Azure/durabletask

RetryOptions error-handler in Orchestration cannot capture right exception-type from Sub-Orchestration

Nabakamal opened this issue · 1 comments

My question is related to 436 and 807- this is explained below:

Problem:
Cannot get the right exception (via InnerException or FailureDetails) in the exception handler of RetryOptions (Handle)

Scenario:
I have an Orchestration that calls a sub-orchestration using RetryOptions, like:

RetryOptions retryOptions = new RetryOptions(TimeSpan.FromMilliseconds(2500),3){
Handle = e =>
{
               /*
                    This exception never captures MyCustomException, which was originally thrown, 
                    either in FailureDetails or the InnerException property
              */

		SubOrchestrationFailedException tfe = e as SubOrchestrationFailedException;

		if (tfe != null && tfe.InnerException != null)
		{
			e = tfe.InnerException;
		}

		MyCustomException ce = e as MyCustomException; 
		if (ce != null)
		{
			LatestException = ce;  //LatestException is a variable of type MyCustomException
			return true;
		}
		return false;
	}};
    // IPayload is a custom type that is supposed to be returned from my sub-orchestration(if it ran successfully) 
    return await context.CreateSubOrchestrationInstanceWithRetry<IPayload>(typeof(FetchRatesSubOrchestration), retryOptions, 1);

The sub-orchestration's RunTask() looks like:

public override async Task<IPayload> RunTask(OrchestrationContext context, object input)
{
	List<AssetDTO> rates = new List<AssetDTO>();
	Reference1 reference1 = await context.ScheduleTask<Reference1>(typeof(TaskActivity1));
	await context.ScheduleTask<bool>(typeof(TaskActivity2), reference1);
	rates = await context.ScheduleTask<List<AssetDTO>>(typeof(TaskActivity3), reference1);
	List<string> datasReceived = rates.Select(x => x.TickerName).ToList();
	List<string> validDataPoints = _dbContext.SourceKeys.Select(t => t.SourceKeyValue).ToList();
	List<string> missingDataPoints = datasReceived.Except(validDataPoints).ToList();
	if (missingDataPoints.Count() > 0)
	{
		_logger.LogError($"Requested data points {string.Join(",", missingDataPoints)} were not returned in the response. Retrying.");
		throw new MyCustomException($"Requested data points {string.Join(",", missingDataPoints)} were not returned in the response. Retrying.");

		//OrchestrationFailureException innerExceptionToThrow = new OrchestrationFailureException($"Requested data points {string.Join(",", missingDataPoints)} were not returned in the response. Retrying.");
		//throw innerExceptionToThrow;
		// var exc =  new DurableTask.Core.Exceptions.SubOrchestrationFailedException($"Orchestration failed - {GetType().Name}", innerExceptionToThrow);
		// exc.FailureDetails
		// throw exc;
	}
	return new RatesAvailablePayload(rates);
}

The error thrown within the if-block in the sub-orchestration never bubbles-up to the Handle error-handler of the defined RetryOptions (within the parent orchestration).

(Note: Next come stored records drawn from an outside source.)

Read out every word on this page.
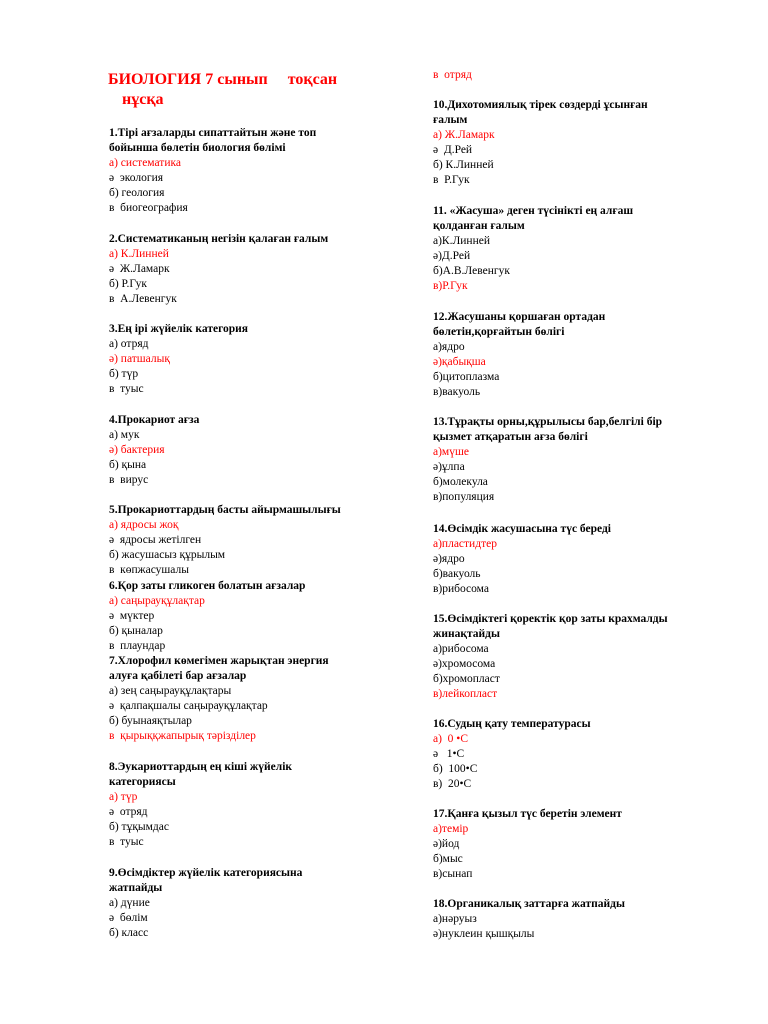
БИОЛОГИЯ 7 сынып     тоқсан
нұсқа

1.Тірі ағзаларды сипаттайтын және топ

бойынша бөлетін биология бөлімі

а) систематика

ә  экология

б) геология

в  биогеография

2.Систематиканың негізін қалаған ғалым

а) К.Линней

ә  Ж.Ламарк

б) Р.Гук

в  А.Левенгук

3.Ең ірі жүйелік категория

а) отряд

ә) патшалық

б) түр

в  туыс

4.Прокариот ағза

а) мук

ә) бактерия

б) қына

в  вирус

5.Прокариоттардың басты айырмашылығы

а) ядросы жоқ

ә  ядросы жетілген

б) жасушасыз құрылым

в  көпжасушалы

6.Қор заты гликоген болатын ағзалар

а) саңырауқұлақтар

ә  мүктер

б) қыналар

в  плаундар

7.Хлорофил көмегімен жарықтан энергия

алуға қабілеті бар ағзалар

а) зең саңырауқұлақтары

ә  қалпақшалы саңырауқұлақтар

б) буынаяқтылар

в  қырыққжапырық тәрізділер

8.Эукариоттардың ең кіші жүйелік

категориясы

а) түр

ә  отряд

б) тұқымдас

в  туыс

9.Өсімдіктер жүйелік категориясына

жатпайды

а) дүние

ә  бөлім

б) класс

в  отряд

10.Дихотомиялық тірек сөздерді ұсынған

ғалым

а) Ж.Ламарк

ә  Д.Рей

б) К.Линней

в  Р.Гук

11. «Жасуша» деген түсінікті ең алғаш

қолданған ғалым

а)К.Линней

ә)Д.Рей

б)А.В.Левенгук

в)Р.Гук

12.Жасушаны қоршаған ортадан

бөлетін,қорғайтын бөлігі

а)ядро

ә)қабықша

б)цитоплазма

в)вакуоль

13.Тұрақты орны,құрылысы бар,белгілі бір

қызмет атқаратын ағза бөлігі

а)мүше

ә)ұлпа

б)молекула

в)популяция

14.Өсімдік жасушасына түс береді

а)пластидтер

ә)ядро

б)вакуоль

в)рибосома

15.Өсімдіктегі қоректік қор заты крахмалды

жинақтайды

а)рибосома

ә)хромосома

б)хромопласт

в)лейкопласт

16.Судың қату температурасы

а)  0 •С

ә   1•С

б)  100•С

в)  20•С

17.Қанға қызыл түс беретін элемент

а)темір

ә)йод

б)мыс

в)сынап

18.Органикалық заттарға жатпайды

а)нәруыз

ә)нуклеин қышқылы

Additionally, what else have I tried?
a. Setting the ErrorPropagationMode to ErrorPropagationMode.UseFailureDetails (or ErrorPropagationMode.SerializeExceptions) doesn't help - the FailureDetails object of the exception and the InnerException property are always null.

b. I have tried debugging against the source of the framework, and, I believe to have seen the "Multiple ExecutionCompletedEvent found, potential corruption in state storage" message from the SerMarkerEvents() method in DurableTask.Core.OrchestrationRuntimeState class - but that was during one of the times I was debugging it.

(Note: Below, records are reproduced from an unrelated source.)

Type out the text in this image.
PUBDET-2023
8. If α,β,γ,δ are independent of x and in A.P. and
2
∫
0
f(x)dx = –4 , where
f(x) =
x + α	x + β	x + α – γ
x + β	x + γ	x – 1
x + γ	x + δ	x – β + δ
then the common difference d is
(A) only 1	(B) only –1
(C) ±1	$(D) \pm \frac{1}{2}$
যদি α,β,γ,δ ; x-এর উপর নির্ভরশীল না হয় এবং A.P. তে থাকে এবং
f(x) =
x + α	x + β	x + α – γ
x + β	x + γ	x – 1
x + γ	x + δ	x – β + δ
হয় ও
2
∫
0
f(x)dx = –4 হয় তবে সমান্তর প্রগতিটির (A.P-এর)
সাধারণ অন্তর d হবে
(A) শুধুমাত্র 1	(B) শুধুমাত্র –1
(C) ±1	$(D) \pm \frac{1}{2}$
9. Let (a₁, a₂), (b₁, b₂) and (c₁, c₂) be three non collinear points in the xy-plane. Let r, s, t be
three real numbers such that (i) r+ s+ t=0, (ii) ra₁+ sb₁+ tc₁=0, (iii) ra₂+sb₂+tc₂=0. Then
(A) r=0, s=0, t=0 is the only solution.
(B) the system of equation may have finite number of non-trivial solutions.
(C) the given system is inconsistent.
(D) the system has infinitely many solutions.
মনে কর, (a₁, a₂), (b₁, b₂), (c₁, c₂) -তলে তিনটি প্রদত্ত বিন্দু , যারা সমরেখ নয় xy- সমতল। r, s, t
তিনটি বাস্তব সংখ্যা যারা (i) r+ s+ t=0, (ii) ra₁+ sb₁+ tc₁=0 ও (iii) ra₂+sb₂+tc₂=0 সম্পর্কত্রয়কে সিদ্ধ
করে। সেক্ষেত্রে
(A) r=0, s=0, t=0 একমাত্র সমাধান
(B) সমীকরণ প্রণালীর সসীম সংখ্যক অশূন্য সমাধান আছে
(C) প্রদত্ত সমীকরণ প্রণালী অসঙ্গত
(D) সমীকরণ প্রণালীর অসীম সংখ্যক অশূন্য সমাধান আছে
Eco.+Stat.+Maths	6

c. While debugging the framework source, I noticed that the FailureDetails object is populated, for the most part, but due to the parallel-execution of the code it is a little difficult to debug as the control jumps from one class to the other, and then to the third - which makes following a trail difficult, at best

d. I have looked at most, if not all, of the tests in the DurableTask and the DurableTask-MSSQL repositories, but these haven't helped me in figuring out what I may still be missing

I'm using the following packages:

Microsoft.DurableTask.SqlServer - 1.1.1
Microsoft.Azure.DurableTask.Core - 2.10.0 (dependency brought in via Microsoft.DurableTask.SqlServer)

Please advise on how to get this resolved.

Thank you.

@cgillum @jviau @papigers Can you please advise, when time permits? Thank you.